Lord, I am so thankful that you are in charge of my life.

Let Go, Girl!

"When we willingly accept our lot in life, welcoming all that God is trying to teach us through it, we lose the drive to over control, to micromanage in an all-out attempt to appear perfect and ensure everything is 'just so'."  LIG p54

God, thank you for being so patient with me and my inability to more times than not give you complete control over my life.  My desire to control situations, people, and other aspects of my life is an enormous burden on my heart brought on by fear-fear that if I don't control, everything will go wrong.  Please remove this burden from my heart, Lord, and replace it with peace and security of your love and control over my life.  Help me to remember that you will never leave nor forsake me, and that you will be with me wherever I go...and at the beginning of the day, you, not I,  always make everything the best it can be in my life.  Thank you.  

Stand By Your Man

The Biblical dance step that is easiest to follow in my marriage is my submitting to my husband, and the love and respect I have for him-that we have for each other.  He makes it so easy because of the respect and patience he has for me.  I watch other marriages around us and the communication within them.  I've seen husbands condescend to their wives, and it's disappointing and disrespectful.  My husband doesn't ever act like he is entitled to my submission to him and our marriage.  He is grateful, as am I.   I've seen many husbands behave the exact opposite both in and out of the presence of their wives, and it's disappointing.  My husband and I are best friends, and we share a mutual love and respect for each other.  Neither one of us acts superior to the other, but we see each other as equals.  Another dance step that is easy for me is the ability to influence, not manipulate.  It is one of my pet peeves to see a woman cry in order to get something she wants from her husband, or anyone really.  I've never considered that respectful or grown-up behavior.  When I would like my husband to do something, I ask him.  If he doesn't want to do it, and it isn't that big of a deal to me, that's basically the end of it.  If it is a big deal, I express that to him.

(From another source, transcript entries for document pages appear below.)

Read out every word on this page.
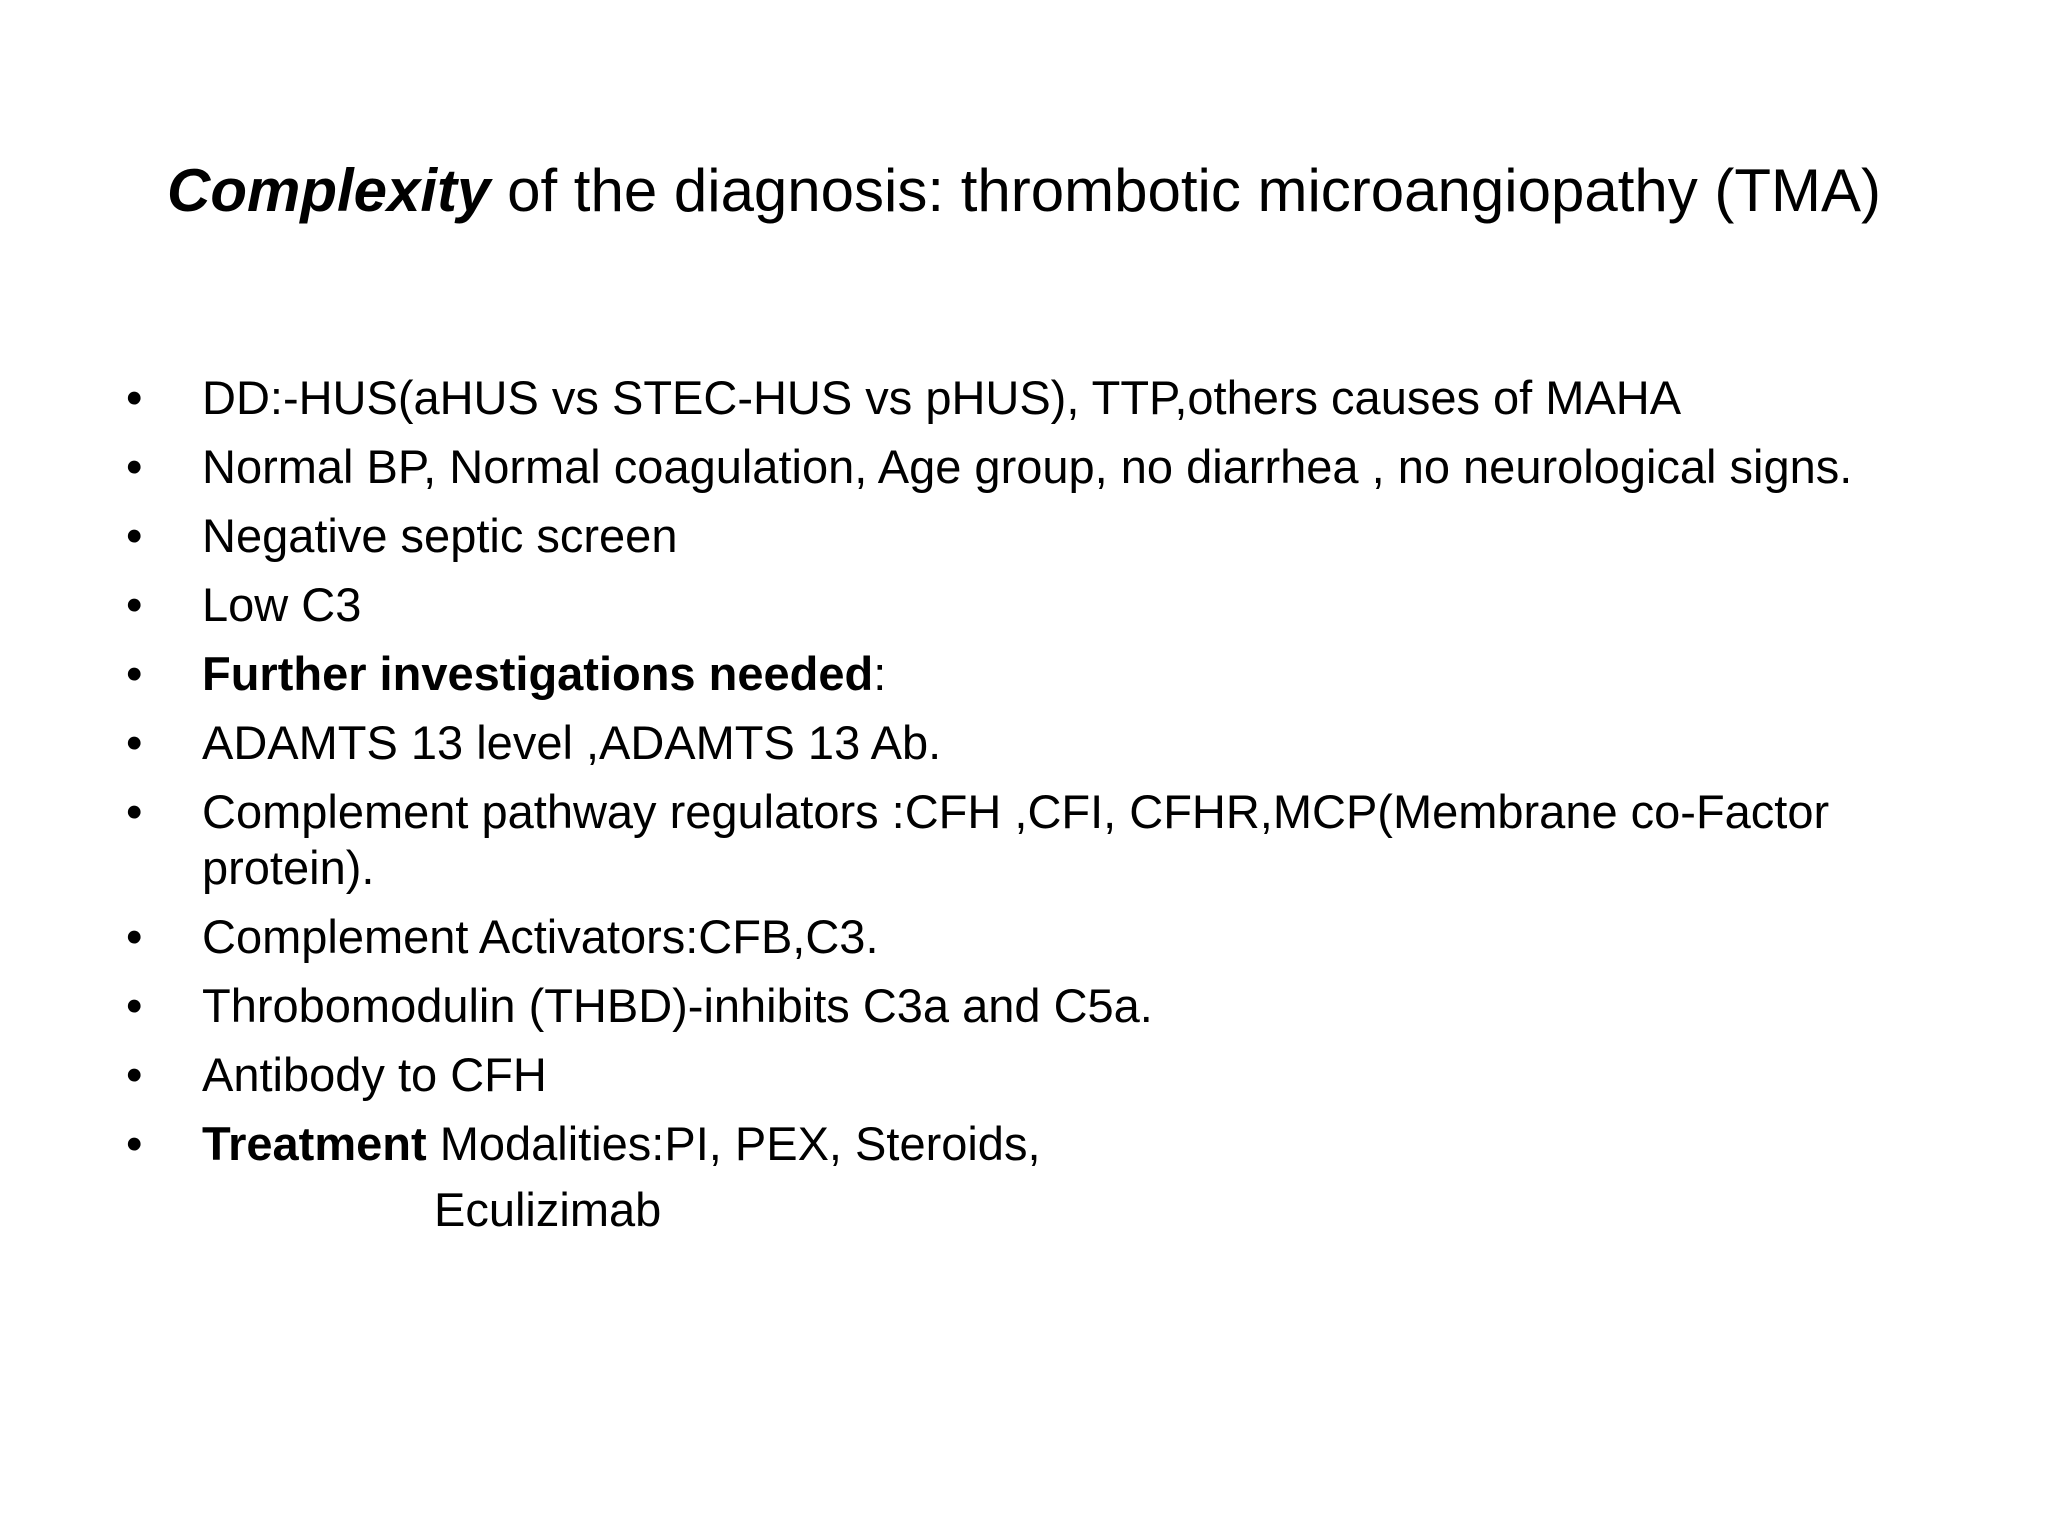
Complexity of the diagnosis: thrombotic microangiopathy (TMA)
•	DD:-HUS(aHUS vs STEC-HUS vs pHUS), TTP,others causes of MAHA
•	Normal BP, Normal coagulation, Age group, no diarrhea , no neurological signs.
•	Negative septic screen
•	Low C3
•	Further investigations needed:
•	ADAMTS 13 level ,ADAMTS 13 Ab.
•	Complement pathway regulators :CFH ,CFI, CFHR,MCP(Membrane co-Factor protein).
•	Complement Activators:CFB,C3.
•	Throbomodulin (THBD)-inhibits C3a and C5a.
•	Antibody to CFH
•	Treatment Modalities:PI, PEX, Steroids,
Eculizimab
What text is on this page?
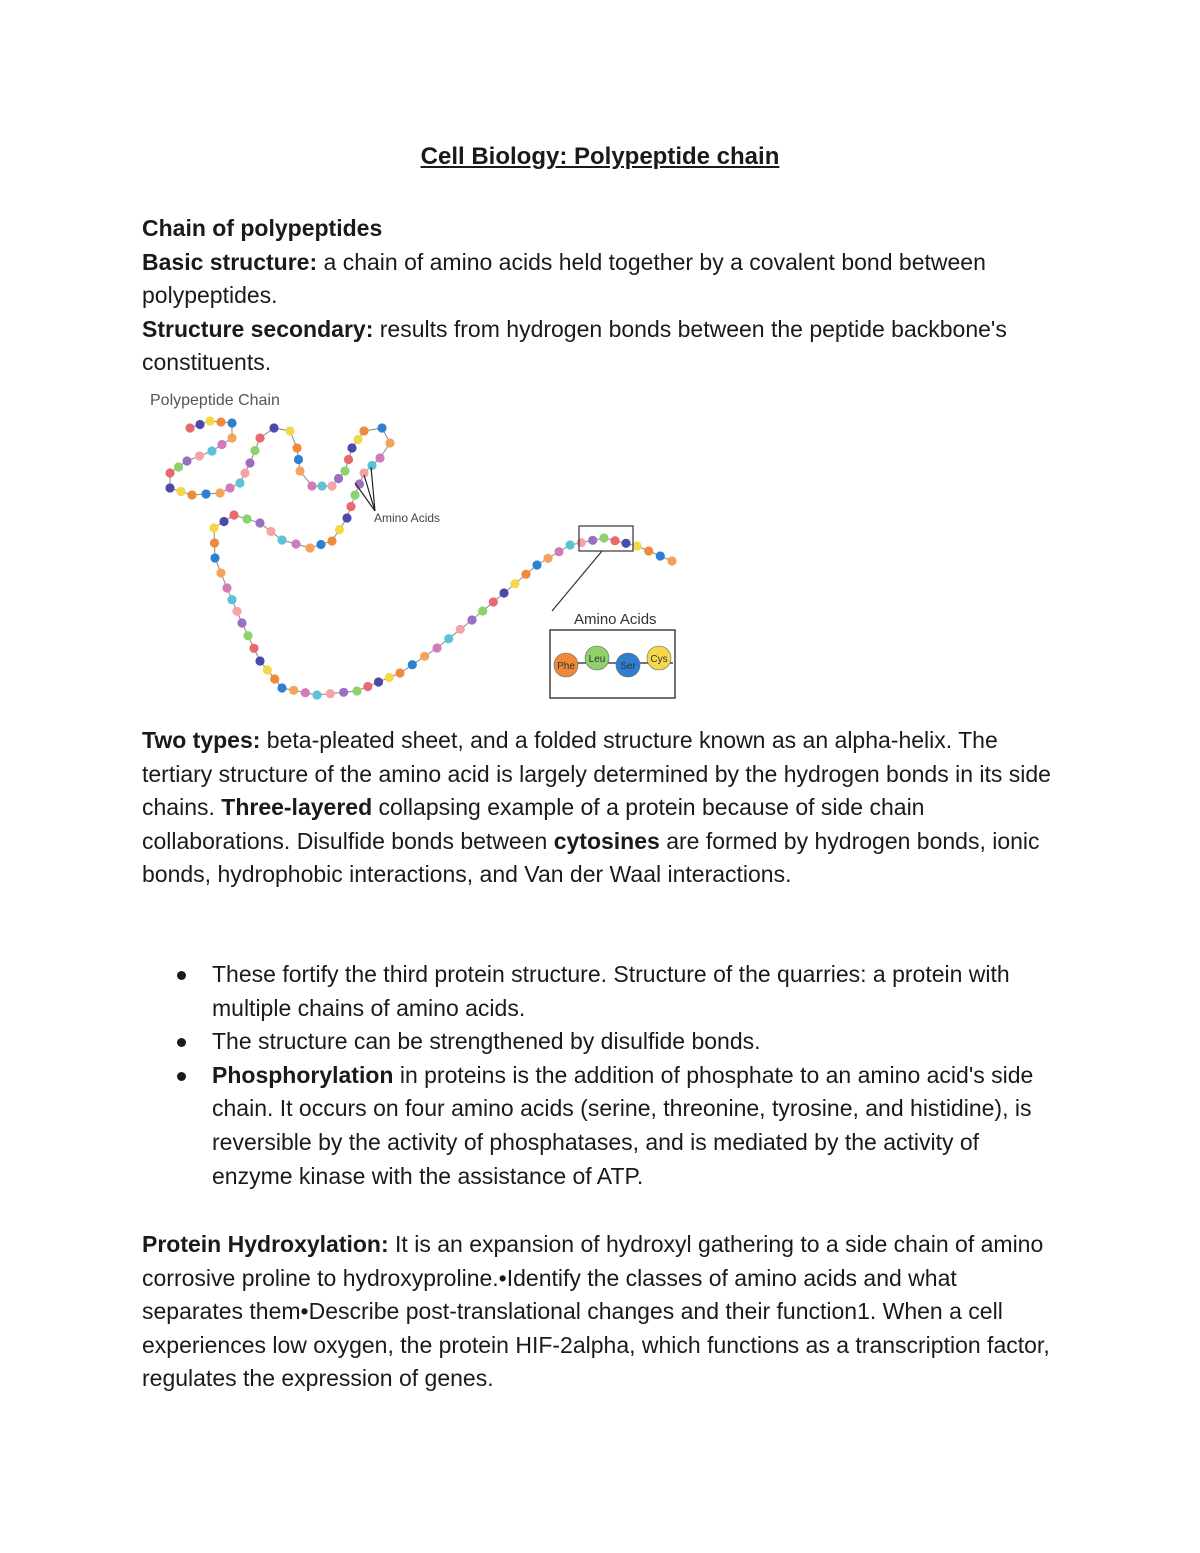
Cell Biology: Polypeptide chain
Chain of polypeptides
Basic structure: a chain of amino acids held together by a covalent bond between polypeptides.
Structure secondary: results from hydrogen bonds between the peptide backbone's constituents.
Polypeptide Chain
Amino Acids
Amino Acids
Phe
Leu
Ser
Cys
Two types: beta-pleated sheet, and a folded structure known as an alpha-helix. The tertiary structure of the amino acid is largely determined by the hydrogen bonds in its side chains. Three-layered collapsing example of a protein because of side chain collaborations. Disulfide bonds between cytosines are formed by hydrogen bonds, ionic bonds, hydrophobic interactions, and Van der Waal interactions.
These fortify the third protein structure. Structure of the quarries: a protein with multiple chains of amino acids.
The structure can be strengthened by disulfide bonds.
Phosphorylation in proteins is the addition of phosphate to an amino acid's side chain. It occurs on four amino acids (serine, threonine, tyrosine, and histidine), is reversible by the activity of phosphatases, and is mediated by the activity of enzyme kinase with the assistance of ATP.
Protein Hydroxylation: It is an expansion of hydroxyl gathering to a side chain of amino corrosive proline to hydroxyproline.•Identify the classes of amino acids and what separates them•Describe post-translational changes and their function1. When a cell experiences low oxygen, the protein HIF-2alpha, which functions as a transcription factor, regulates the expression of genes.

The simple fact that it matters to me makes it matter to him, and I extend the same courtesy to him.  
A dance step I do have trouble with is backing off and giving him control, especially where our child is concerned.  He is a fantastic and involved father, and a blessing to parent with.  Though I'm a little more laid back now, when our daughter was an infant, in my mind, I was the only one who knew everything she needed and when she needed it.  I think that is common with mothers, but unfortunately, I also think it can make our husbands feel as if they don't know what they are doing.  My need to control everything about how my child is cared for instead of backing off and letting my husband take the reins and make some decisions of his own can really crush his self-confidence as a father.  As his wife, that is wrong for me to make him feel that way in any situation, whether it be child care, house work, cooking, anything.  I need to be nothing but supportive and trusting of the decisions he makes in our lives, and especially with our child.  My husband is intelligent, loving, and a true blessing to me and our daughter. 


















Sunday, February 10, 2013

Let. It. Go. Online Bible Study

I have received the blessing of a lifetime by starting this online Bible study of Let. It. Go.   Author Karen Ehman has really hit home with me and my struggles with control.  I experienced a complete revelation just by reading the first two or three pages!